Farm Culture

View from Number 2 Farm
Our farm is our retreat, a return to a simpler life in a place time touches only to mark the passage of seasons. Sitting atop the beautiful Blue Mountain ridge in eastern Pennsylvania, Pine Hill Llama Farm preserves and protects the natural beauty of the landscape. Spring-fed ponds and Lizard Creek traverse our 185 acres. If you sit quietly on a porch rocking chair, you can hear birds sing, tree and bull frogs croak, see hawks glide on air currents, smell fresh clean country air, and touch a slight bit of heaven on earth.

6-28-10 Maria and SP Arrive ~ First Day in Lower Pasture
Every day our llamas have a panoramic vista of the great blue wall, as well as the Mahoning Valley and endless mountains beyond. Our working farm is home to 6 3/4 llamas, with an Eskalero cria due in early September, 3 rescued cats, and a Black Labrador retriever. Each animal brings a special intelligence, curiosity, and loving kindness to our farm family. Our llamas balance our daily life, offering unqualified love, bringing contentment, harmony and peace with their gentle natures.


Find more photos like this on Lama Journal Alpaca Llama Social Network

My husband Mickey is the architect of the farm. Whatever works was his brainchild. Fencing design, site choices for barns, road building, excavating, rebuilding the land, and two orchards definitely display his creative imprint. Reconstructing a 165 year-old farmhouse from the inside out, preserving its history and heritage was a challenge met with predictable success. An incredibly practical man, he makes like on the farm a dream come true, replete with all the magic of childhood wishings on a star. At 84, my husband runs his business full time, and longs to return to our city home.

Removing a felled tree, victim of T-Storm
To maintain even a small farm like ours requires constant care, and I have the best crew. Michael, an IT at IU 21 nee middle school technology teacher, oversees almost everything on the farm, working side by side with his crew. His innovations benefit the fabric of farm life. From finding better ways to help our girls weather the weather to implementing landscape design, Michael's retooling makes it happen. Seamlessly.

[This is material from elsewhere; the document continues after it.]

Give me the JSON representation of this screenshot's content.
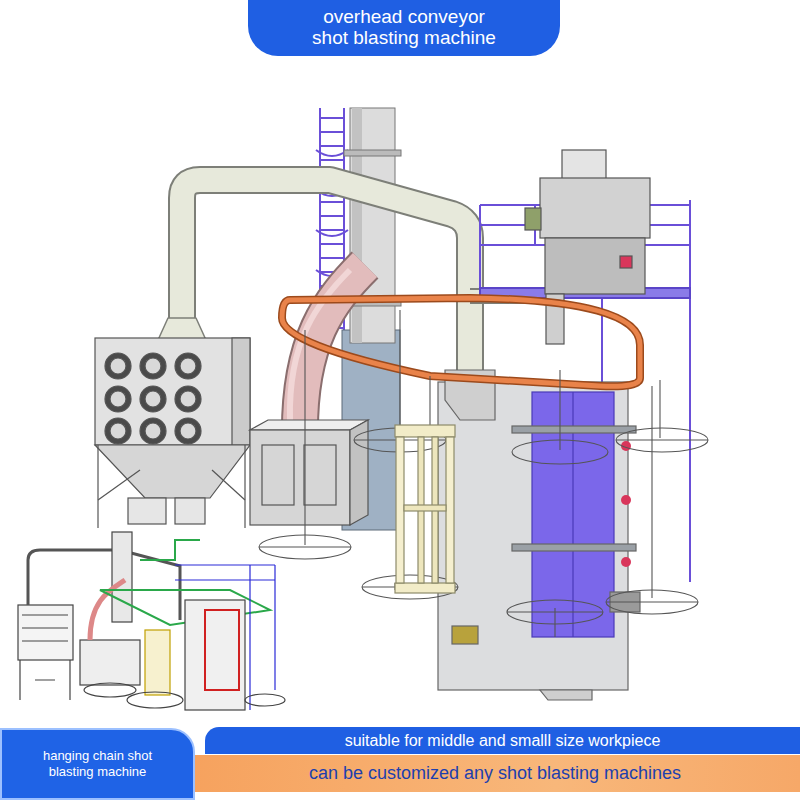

View from "Michael's Road"
Our farmer grows orchard grass, corn, soybeans, winter wheat, barley and oats. Slowly, we are converting to age-old methods of organic farming, a pasture at a time. Our upper and lower stamp orchards were sprayed only three times this year, an improvement over past years. And slowly, in a land unaccustomed since the 1860s to directives from a woman, I am making inroads in what impacts the land.

A local farmer and Albert
Albert is our neighbor, friend, eyes in the woods, my man Friday. When I drive the golf cart into a holding pond at 11 PM, Albert rescues us. When a snake surprises me slithering down the garage beams, I call Albert. When our herd of 4 escaped, Albert organized an old-fashioned round up and brought the girls home, a mile and 2 hours later. He helped me tame an overgrown jungle when we were much younger; now he fixes our equipment, tends the llamas when we travel, and does whatever needs doing. We could not run the farm without him.

Tess, Me, Rev, Carol and Doug Reigh
I am the caregiver on the farm, the keeper of many promises. I face first light every day with a very special llama, pray Hail Marys with them during storms and shearings, shovel paths to the pastures in a snowstorm, camp out overnight with them in autumn, and hold conversations with Maria, the talking llama, because she keeps my secrets. I am the record-keeper, the committee worker, the blogger, the techie, moving slowly but surely into the next phase of my life, working with llamas, life after high school.

Despite my digital footprint, we are otherwise private people. Pine Hill Llamas is our private place, and while we do llama walks with friends, it is by invitation only.